Get into summer swim with safety in mind
June 13, 2014
It's enjoyable to spend an afternoon at the lake or poolside, especially in the desert heat. According to the Red Cross, swimming is the most popular summer activity. Safely enjoy the pool, tubing down the river, boating on the lake or other water activity.
Swim only in designated areas supervised by lifeguards and always use the buddy system, even in public pools. Ensure children are always actively supervised by undistracted adults. Leave the kindle or phone in the beach bag.
Ensure all Family members learn to swim well. Enroll in age-appropriate Red Cross water orientation and Learn-to-Swim courses.
Never leave a young child unattended near water and do not trust a child's life to another child; teach children to always ask permission to go near water.
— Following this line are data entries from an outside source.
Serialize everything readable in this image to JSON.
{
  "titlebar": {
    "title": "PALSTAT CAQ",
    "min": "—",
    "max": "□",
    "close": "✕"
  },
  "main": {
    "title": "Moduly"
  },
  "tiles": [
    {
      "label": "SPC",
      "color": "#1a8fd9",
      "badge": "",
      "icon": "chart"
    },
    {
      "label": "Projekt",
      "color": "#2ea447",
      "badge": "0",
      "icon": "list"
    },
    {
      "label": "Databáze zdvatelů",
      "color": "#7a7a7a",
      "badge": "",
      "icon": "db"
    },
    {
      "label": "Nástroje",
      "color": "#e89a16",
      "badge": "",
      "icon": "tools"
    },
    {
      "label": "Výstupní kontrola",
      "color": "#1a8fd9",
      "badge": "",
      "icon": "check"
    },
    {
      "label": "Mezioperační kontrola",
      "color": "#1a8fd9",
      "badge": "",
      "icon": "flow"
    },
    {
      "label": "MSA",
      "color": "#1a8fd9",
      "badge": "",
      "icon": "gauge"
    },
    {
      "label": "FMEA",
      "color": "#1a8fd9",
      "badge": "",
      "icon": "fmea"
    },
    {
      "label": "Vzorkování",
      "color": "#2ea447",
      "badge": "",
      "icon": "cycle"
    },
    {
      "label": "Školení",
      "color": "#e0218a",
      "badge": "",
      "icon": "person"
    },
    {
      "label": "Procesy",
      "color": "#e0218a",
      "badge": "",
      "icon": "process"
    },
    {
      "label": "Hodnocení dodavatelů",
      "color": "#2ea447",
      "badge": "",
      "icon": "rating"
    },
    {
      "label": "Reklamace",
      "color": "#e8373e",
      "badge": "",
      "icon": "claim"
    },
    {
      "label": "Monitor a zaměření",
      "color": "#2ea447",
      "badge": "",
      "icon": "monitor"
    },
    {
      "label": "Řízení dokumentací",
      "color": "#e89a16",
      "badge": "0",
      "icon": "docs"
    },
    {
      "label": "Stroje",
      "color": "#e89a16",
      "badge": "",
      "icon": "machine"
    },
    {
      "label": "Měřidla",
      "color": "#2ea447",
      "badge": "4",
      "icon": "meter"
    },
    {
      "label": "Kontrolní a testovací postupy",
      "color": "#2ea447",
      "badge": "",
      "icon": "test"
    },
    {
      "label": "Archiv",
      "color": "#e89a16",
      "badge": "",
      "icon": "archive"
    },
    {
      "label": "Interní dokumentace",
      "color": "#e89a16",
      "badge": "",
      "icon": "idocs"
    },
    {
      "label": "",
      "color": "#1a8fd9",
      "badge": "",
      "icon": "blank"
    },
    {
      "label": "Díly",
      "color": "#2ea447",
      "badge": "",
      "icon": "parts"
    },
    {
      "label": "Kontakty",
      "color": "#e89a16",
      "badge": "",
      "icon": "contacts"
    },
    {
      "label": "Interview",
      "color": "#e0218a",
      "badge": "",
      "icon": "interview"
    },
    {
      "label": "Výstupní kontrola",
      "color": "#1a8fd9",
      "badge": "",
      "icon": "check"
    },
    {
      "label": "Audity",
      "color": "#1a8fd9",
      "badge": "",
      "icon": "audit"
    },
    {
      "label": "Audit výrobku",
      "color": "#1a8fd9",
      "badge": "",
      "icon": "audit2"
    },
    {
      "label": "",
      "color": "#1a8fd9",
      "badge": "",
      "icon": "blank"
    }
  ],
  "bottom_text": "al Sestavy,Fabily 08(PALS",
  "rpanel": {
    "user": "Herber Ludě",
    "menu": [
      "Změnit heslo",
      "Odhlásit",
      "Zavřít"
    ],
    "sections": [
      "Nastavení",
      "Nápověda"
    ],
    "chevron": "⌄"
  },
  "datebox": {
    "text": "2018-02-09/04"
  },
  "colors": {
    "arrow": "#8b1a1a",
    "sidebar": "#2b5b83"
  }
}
Have young children or inexperienced swimmers wear U.S. Coast Guard-approved life jackets around water, but do not rely on life jackets alone.
Establish rules for the Family and enforce them without fail. For example, set limits based on each person's ability, do not let anyone play around drains and suction fittings, and do not allow swimmers to hyperventilate before swimming under water or have breath-holding contests. Children should be within arm's reach of a strong swimmer and actively supervised.
Set and enforce rules about water safety in natural bodies of water, too, such as always entering unknown or shallow water slowly, feet first, diving only in designated areas marked for diving, and being careful of currents as they can knock one off balance.
Be cautious around natural bodies of water including ocean shoreline, rivers and lakes even if not swimming. Cold temperatures, currents and underwater hazards can make a fall into these bodies of water dangerous.
If you go boating, wear a life jacket. Most boating fatalities occur from drowning.
Avoid alcohol use. It impairs judgment, balance and coordination; affects swimming and diving skills; and reduces the body's ability to stay warm.
Make smart choices and be aware of your surroundings. Always remember to check local weather conditions and forecasts. Leave the water at the first sign of thunder and lightning. In the event of an electrical storm, stay inside an enclosed area for at least 30 minutes after the last thunder clap.
If someone is in trouble in the water, reach out to the person using any available object that will extend your reach, such as a pole, an oar, a towel, or tree branch. Brace yourself to keep from losing your balance while assisting them to safety. In most cases, only trained professionals should enter the water to perform a rescue.